Pour Prodi, le retrait du contingent italien d’Irak, mesure pourtant bien faiblarde largement préparée par les palinodies berlusconesques, semble avoir été le plus qu’il pouvait faire “contre” les US. Sur tous les autres sujets d’importance, il s’est soumis. Il est tombé explicitement sur cette question des relations avec les USA (le Times de Londres titrait précisément ce matin : «Prodi quits after pro-US policies cause defeat.»). Cela implique une crise extrêmement grave, et une crise complètement inédite (la chute d’un gouvernement d’un pays européen sur la question de ses relations avec les USA est rarissime). Quelle que soit la façon de recoller les morceaux, la crise sera toujours là, de plus en plus grave.

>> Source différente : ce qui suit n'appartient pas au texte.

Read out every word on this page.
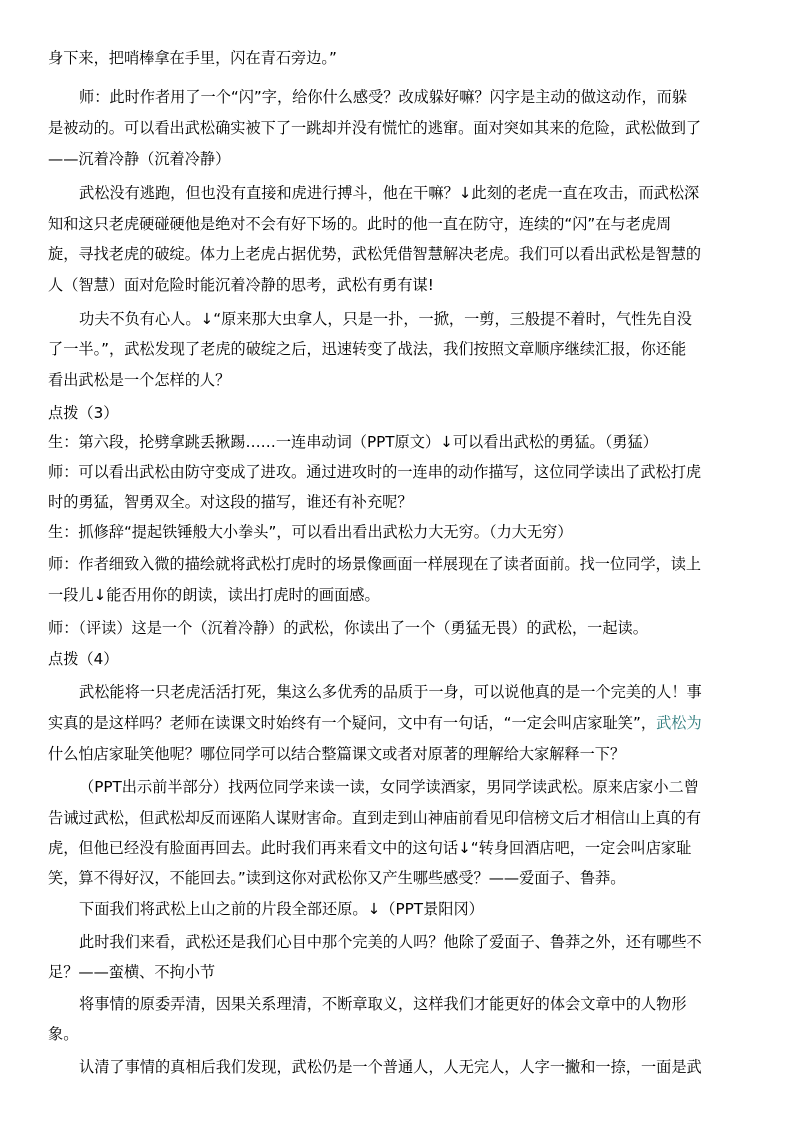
身下来，把哨棒拿在手里，闪在青石旁边。”
师：此时作者用了一个“闪”字，给你什么感受？改成躲好嘛？闪字是主动的做这动作，而躲
是被动的。可以看出武松确实被下了一跳却并没有慌忙的逃窜。面对突如其来的危险，武松做到了
——沉着冷静（沉着冷静）
武松没有逃跑，但也没有直接和虎进行搏斗，他在干嘛？↓此刻的老虎一直在攻击，而武松深
知和这只老虎硬碰硬他是绝对不会有好下场的。此时的他一直在防守，连续的“闪”在与老虎周
旋，寻找老虎的破绽。体力上老虎占据优势，武松凭借智慧解决老虎。我们可以看出武松是智慧的
人（智慧）面对危险时能沉着冷静的思考，武松有勇有谋!
功夫不负有心人。↓“原来那大虫拿人，只是一扑，一掀，一剪，三般提不着时，气性先自没
了一半。”，武松发现了老虎的破绽之后，迅速转变了战法，我们按照文章顺序继续汇报，你还能
看出武松是一个怎样的人？
点拨（3）
生：第六段，抡劈拿跳丢揪踢……一连串动词（PPT原文）↓可以看出武松的勇猛。（勇猛）
师：可以看出武松由防守变成了进攻。通过进攻时的一连串的动作描写，这位同学读出了武松打虎
时的勇猛，智勇双全。对这段的描写，谁还有补充呢？
生：抓修辞“提起铁锤般大小拳头”，可以看出看出武松力大无穷。（力大无穷）
师：作者细致入微的描绘就将武松打虎时的场景像画面一样展现在了读者面前。找一位同学，读上
一段儿↓能否用你的朗读，读出打虎时的画面感。
师：（评读）这是一个（沉着冷静）的武松，你读出了一个（勇猛无畏）的武松，一起读。
点拨（4）
武松能将一只老虎活活打死，集这么多优秀的品质于一身，可以说他真的是一个完美的人！事
实真的是这样吗？老师在读课文时始终有一个疑问，文中有一句话，“一定会叫店家耻笑”，武松为
什么怕店家耻笑他呢？哪位同学可以结合整篇课文或者对原著的理解给大家解释一下？
（PPT出示前半部分）找两位同学来读一读，女同学读酒家，男同学读武松。原来店家小二曾
告诫过武松，但武松却反而诬陷人谋财害命。直到走到山神庙前看见印信榜文后才相信山上真的有
虎，但他已经没有脸面再回去。此时我们再来看文中的这句话↓“转身回酒店吧，一定会叫店家耻
笑，算不得好汉，不能回去。”读到这你对武松你又产生哪些感受？——爱面子、鲁莽。
下面我们将武松上山之前的片段全部还原。↓（PPT景阳冈）
此时我们来看，武松还是我们心目中那个完美的人吗？他除了爱面子、鲁莽之外，还有哪些不
足？——蛮横、不拘小节
将事情的原委弄清，因果关系理清，不断章取义，这样我们才能更好的体会文章中的人物形
象。
认清了事情的真相后我们发现，武松仍是一个普通人，人无完人，人字一撇和一捺，一面是武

“De plus en plus grave”, parce que de toutes les façons les motifs de friction grandissent, sans doute hors de portée et d’influence d’un gouvernement si faible (celui de Prodi et/ou celui qui lui succédera), et si affaibli par sa politique d’apaisement.

• Sur la question de l’engagement dans le programme du JSF (signature d’un deuxième document intermédiaire il y a deux semaines à Washington), le gouvernement Prodi a refusé de faire pression sur les militaires pour modifier leur engagement aveugle dans ce programme. Sur cette question, le cabinet Prodi a refusé tout contact exploratoire officieux avec certains de ses alliés européens, bien qu’il soit informé de la gravité de l’affaire. Il est possible qu’une contestation parlementaire sur cette question se développe ces prochains mois.

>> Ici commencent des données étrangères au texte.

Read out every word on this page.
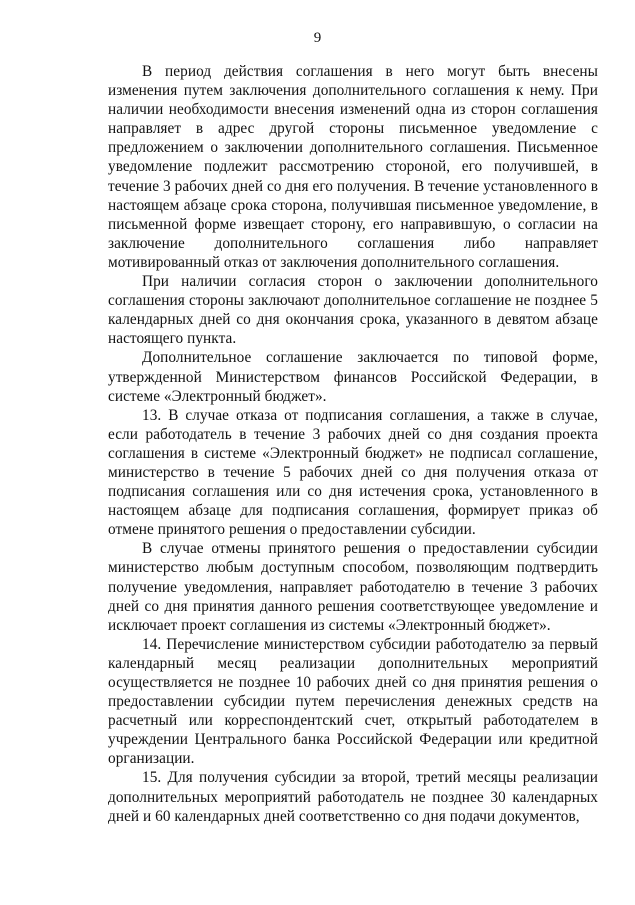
9

В период действия соглашения в него могут быть внесены изменения путем заключения дополнительного соглашения к нему. При наличии необходимости внесения изменений одна из сторон соглашения направляет в адрес другой стороны письменное уведомление с предложением о заключении дополнительного соглашения. Письменное уведомление подлежит рассмотрению стороной, его получившей, в течение 3 рабочих дней со дня его получения. В течение установленного в настоящем абзаце срока сторона, получившая письменное уведомление, в письменной форме извещает сторону, его направившую, о согласии на заключение дополнительного соглашения либо направляет мотивированный отказ от заключения дополнительного соглашения.

При наличии согласия сторон о заключении дополнительного соглашения стороны заключают дополнительное соглашение не позднее 5 календарных дней со дня окончания срока, указанного в девятом абзаце настоящего пункта.

Дополнительное соглашение заключается по типовой форме, утвержденной Министерством финансов Российской Федерации, в системе «Электронный бюджет».

13. В случае отказа от подписания соглашения, а также в случае, если работодатель в течение 3 рабочих дней со дня создания проекта соглашения в системе «Электронный бюджет» не подписал соглашение, министерство в течение 5 рабочих дней со дня получения отказа от подписания соглашения или со дня истечения срока, установленного в настоящем абзаце для подписания соглашения, формирует приказ об отмене принятого решения о предоставлении субсидии.

В случае отмены принятого решения о предоставлении субсидии министерство любым доступным способом, позволяющим подтвердить получение уведомления, направляет работодателю в течение 3 рабочих дней со дня принятия данного решения соответствующее уведомление и исключает проект соглашения из системы «Электронный бюджет».

14. Перечисление министерством субсидии работодателю за первый календарный месяц реализации дополнительных мероприятий осуществляется не позднее 10 рабочих дней со дня принятия решения о предоставлении субсидии путем перечисления денежных средств на расчетный или корреспондентский счет, открытый работодателем в учреждении Центрального банка Российской Федерации или кредитной организации.

15. Для получения субсидии за второй, третий месяцы реализации дополнительных мероприятий работодатель не позднее 30 календарных дней и 60 календарных дней соответственно со дня подачи документов,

• La question de l’inculpation de 26 agents de la CIA échappe complètement au gouvernement. La justice italienne a montré une remarquable indépendance en prenant cette décision. Les Américains sont absolument furieux et ont fait pression sur le gouvernement Prodi. C’est un très sérieux contentieux, qui peut devenir explosif.

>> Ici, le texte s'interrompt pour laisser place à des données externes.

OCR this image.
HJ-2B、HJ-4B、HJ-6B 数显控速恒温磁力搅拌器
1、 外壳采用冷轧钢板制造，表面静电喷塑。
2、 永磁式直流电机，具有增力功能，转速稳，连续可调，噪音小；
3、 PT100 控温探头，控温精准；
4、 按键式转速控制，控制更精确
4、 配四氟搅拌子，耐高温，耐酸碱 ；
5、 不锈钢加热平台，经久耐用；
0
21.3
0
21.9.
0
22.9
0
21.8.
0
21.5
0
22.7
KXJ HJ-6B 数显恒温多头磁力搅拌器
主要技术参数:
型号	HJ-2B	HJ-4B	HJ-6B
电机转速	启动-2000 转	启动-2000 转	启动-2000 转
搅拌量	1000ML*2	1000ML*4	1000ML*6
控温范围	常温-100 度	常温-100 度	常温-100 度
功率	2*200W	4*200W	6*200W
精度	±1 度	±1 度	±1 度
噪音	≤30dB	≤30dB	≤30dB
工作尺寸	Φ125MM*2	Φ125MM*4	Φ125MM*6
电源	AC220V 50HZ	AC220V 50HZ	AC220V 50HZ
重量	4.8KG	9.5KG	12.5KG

• La cause de la chute de Prodi, c’est un vote sur l’envoi de troupes en Afghanistan et l’élargissement de la base US de Vicenza. Ce dernier point a été particulièrement remarquable, avec une manifestation de 100.000 personnes le 17 février et la démonstration d’une opposition populaire grandissante au militarisme US. Selon WSWS.org de ce jour :

«“Prodi Vergogna” (“Shame on You, Prodi”) could be read on many banners. Protesters, who came from all parts of Italy, carried hundreds of banners, pennants and hand-painted posters criticising the Iraq war.

»The demonstration remained completely peaceful, although the government and media had sought to stoke up fears of possible acts of terrorism. Sewer covers had been welded shut in the city centre of Vicenza, thousands of police and Carabinieri were mobilised, and police helicopters circled continuously overhead.

»The main demand of demonstrators was an immediate end to military interventions by Italian forces. “It is not just about the American base,” one participant told the Reuters news service “It is about the fact that bomber aircraft fly directly from this base to intervene in countries where war is raging.”»

L’Italie devient un centre du malaise européen par rapport à l’alliance avec les USA. Il semble très probable qu’en cas d’événements graves (attaque contre l’Iran), l’Italie pourrait devenir un point de fusion de l’agitation anti-américaniste en Europe. Prodi a fait la démonstration des limites de l’“appeasement” (selon le terme employé durant la Guerre froide pour la politique de concessions vis-à-vis de l’expansionnisme soviétique).